Another doubt – In the code @jeremy sets the size (sz=224) before passing it the function tfms_from_model.
Why was 224 picked? I saw that reducing the size from 224 to say 24, reduced the accuracy also to 75%. But curious why 224 was picked by default.
The images don’t start at 224 x 224, as ResNet34 was trained on, so a few calls down this function uses openCV to scale the images appropriately when preparing the data.
I’m surprised you did as well as 75%, since the images you created setting sz = 24 would have been roughly 1% the size of what the model “expected”, ignoring color-depth.
As for your original question, I’m not too sure; something to do with loading the pretrained model?
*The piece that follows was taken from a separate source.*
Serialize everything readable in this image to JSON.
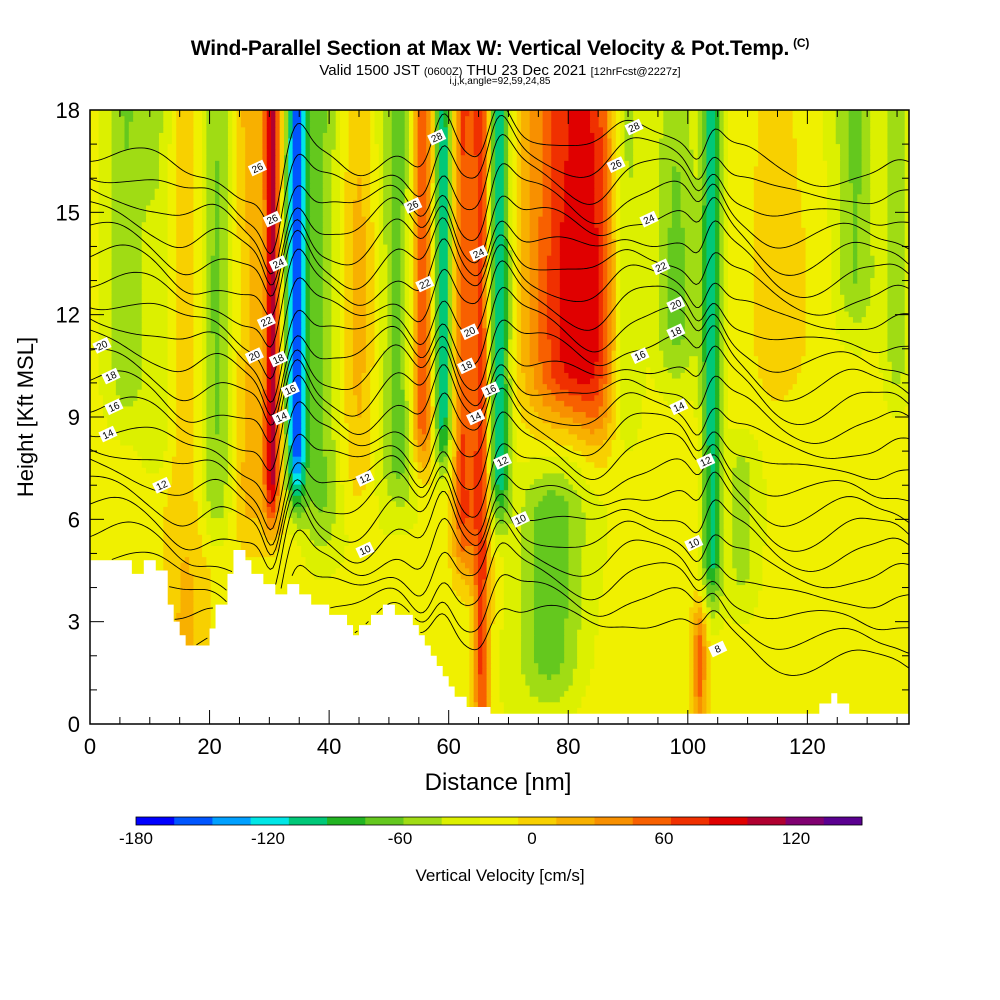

360 is the number of batches it takes to precompute the activations (~23000 images / 64 batch size) in the train set.
As @A_TF57 says, resnet34 was originally trained on 224x224 images IIRC, so it’s a reasonable starting point. We’ll get better results still with larger images. We’ll see that on Monday. Frankly, there’s nothing that special about 224x224, and I guess it’s kinda habit (it used to be that we had to use the exact same dimensions as the original model used, but that’s not the case any more).
data = ImageClassifierData.from_paths(PATH, tfms=tfms_from_model(resnet34, sz)) learn = ConvLearner.pretrained(resnet34, data, precompute=True)
I see that there are multiple GPU processes created and I wonder why?! The first process that takes up higher amount of GPU memory is the the actual training process, I presume. And what about the other smaller processes?
The other processes are for the preprocessing. They don’t actually need to use the GPU, so it would be nice to find a way to stop them taking up GPU memory…
Exactly what I thought. The DataLoaders use multiple workers to read data and apply transformations on the CPU is what I assumed. Correct me if I’m wrong.